Welcome to harmonify, a web app that allows researchers and sonification enthusiasts to explore high-dimensional data using sound
Our approach can be broken into two main components: dimensionality reduction and sonification
Starting with high-dimensional data, we apply principal component analysis (PCA). This technique maps the data to a lower dimension, represented using latent variables, also known as components. A key feature of PCA is that each subsequent component explains a diminishing amount of the total variance. This characteristic implies that data points from a "typical" dataset (what we call 'regular') are likely to have diminishing values along these components and will have fewer fluctuations in later components as the variance decreases. We can exploit this relationship for sonification!

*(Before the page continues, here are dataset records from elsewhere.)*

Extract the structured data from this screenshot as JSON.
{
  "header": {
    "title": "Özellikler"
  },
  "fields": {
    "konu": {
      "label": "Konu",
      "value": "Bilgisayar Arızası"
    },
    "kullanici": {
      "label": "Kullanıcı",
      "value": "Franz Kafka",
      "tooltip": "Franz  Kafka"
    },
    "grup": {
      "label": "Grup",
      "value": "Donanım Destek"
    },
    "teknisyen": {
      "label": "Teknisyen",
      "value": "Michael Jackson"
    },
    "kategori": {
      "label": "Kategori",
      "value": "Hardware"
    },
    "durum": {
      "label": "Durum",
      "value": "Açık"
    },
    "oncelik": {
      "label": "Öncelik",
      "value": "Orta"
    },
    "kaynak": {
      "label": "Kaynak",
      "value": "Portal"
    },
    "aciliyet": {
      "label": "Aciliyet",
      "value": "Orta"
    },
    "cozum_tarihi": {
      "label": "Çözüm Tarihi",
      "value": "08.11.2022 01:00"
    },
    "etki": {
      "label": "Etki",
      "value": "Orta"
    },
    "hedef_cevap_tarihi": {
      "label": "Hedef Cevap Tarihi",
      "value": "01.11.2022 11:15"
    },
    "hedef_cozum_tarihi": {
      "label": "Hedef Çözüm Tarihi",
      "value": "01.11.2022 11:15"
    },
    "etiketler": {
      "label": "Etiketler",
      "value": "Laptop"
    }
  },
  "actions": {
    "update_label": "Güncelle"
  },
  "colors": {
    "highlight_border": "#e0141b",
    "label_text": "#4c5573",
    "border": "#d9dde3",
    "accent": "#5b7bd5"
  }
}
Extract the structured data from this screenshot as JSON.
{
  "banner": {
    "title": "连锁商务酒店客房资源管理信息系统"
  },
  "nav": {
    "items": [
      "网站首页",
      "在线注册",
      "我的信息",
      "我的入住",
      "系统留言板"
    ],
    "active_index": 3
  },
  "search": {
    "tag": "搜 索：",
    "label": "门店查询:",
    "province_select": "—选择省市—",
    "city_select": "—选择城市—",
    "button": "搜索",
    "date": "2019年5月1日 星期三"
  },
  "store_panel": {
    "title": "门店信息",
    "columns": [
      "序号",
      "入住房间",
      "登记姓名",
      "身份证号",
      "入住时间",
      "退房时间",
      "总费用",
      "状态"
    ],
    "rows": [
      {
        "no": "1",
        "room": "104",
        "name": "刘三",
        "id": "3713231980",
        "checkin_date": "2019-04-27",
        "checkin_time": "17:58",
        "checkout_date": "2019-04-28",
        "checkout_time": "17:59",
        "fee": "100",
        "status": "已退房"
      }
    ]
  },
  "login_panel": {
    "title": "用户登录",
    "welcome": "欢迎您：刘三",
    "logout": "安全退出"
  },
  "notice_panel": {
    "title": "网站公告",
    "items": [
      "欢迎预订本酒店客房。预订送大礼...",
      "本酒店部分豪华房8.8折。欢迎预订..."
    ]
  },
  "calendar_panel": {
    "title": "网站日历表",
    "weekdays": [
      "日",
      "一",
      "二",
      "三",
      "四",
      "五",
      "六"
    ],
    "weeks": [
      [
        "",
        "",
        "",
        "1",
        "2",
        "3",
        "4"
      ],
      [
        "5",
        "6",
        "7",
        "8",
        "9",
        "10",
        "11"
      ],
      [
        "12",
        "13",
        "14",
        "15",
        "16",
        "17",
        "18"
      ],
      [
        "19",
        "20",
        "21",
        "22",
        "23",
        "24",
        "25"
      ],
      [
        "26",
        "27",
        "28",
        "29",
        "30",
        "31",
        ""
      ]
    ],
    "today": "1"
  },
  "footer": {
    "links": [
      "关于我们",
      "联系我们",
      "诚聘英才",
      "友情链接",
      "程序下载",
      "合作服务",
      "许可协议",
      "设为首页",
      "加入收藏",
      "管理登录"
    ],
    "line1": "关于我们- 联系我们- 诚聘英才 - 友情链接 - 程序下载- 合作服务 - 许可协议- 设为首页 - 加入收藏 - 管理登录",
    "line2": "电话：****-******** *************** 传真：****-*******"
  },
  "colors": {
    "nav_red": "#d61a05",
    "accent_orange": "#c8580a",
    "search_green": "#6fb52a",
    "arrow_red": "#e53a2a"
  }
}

We can map each latent variable to an audible parameter of decreasing importance. For this, we use harmonics. Often when you hear a guitar string, you don't just hear a single sine wave but instead many "harmonics" each with a frequency an integer multiple of the first harmonic with decreasing amplitude
Taking advantage of the relationship introduced between latent variables, we can assign the scaled absolute value of each latent variable to the amplitude of the respective harmonic for a given data point. For 'regular' data, the signals will often have lower amplitudes than naturally occurring harmonics, resuling in a natural sound. On the other hand, 'irregular' data tends to have high amplitudes in the higher components leading to an unnatural sound. We call this amplitude modulation
Alternatively, we can use the latent variables to modulate the frequencies of respective harmonics. With regular samples there will be little to no change from the natural frequencies whereas irregular samples will have more fluctuations in later components leading to sounds that are notably unnatural. We call this frequency modulation
In addition to these approaches, we offer a range of options to help you explore the use of sound with data.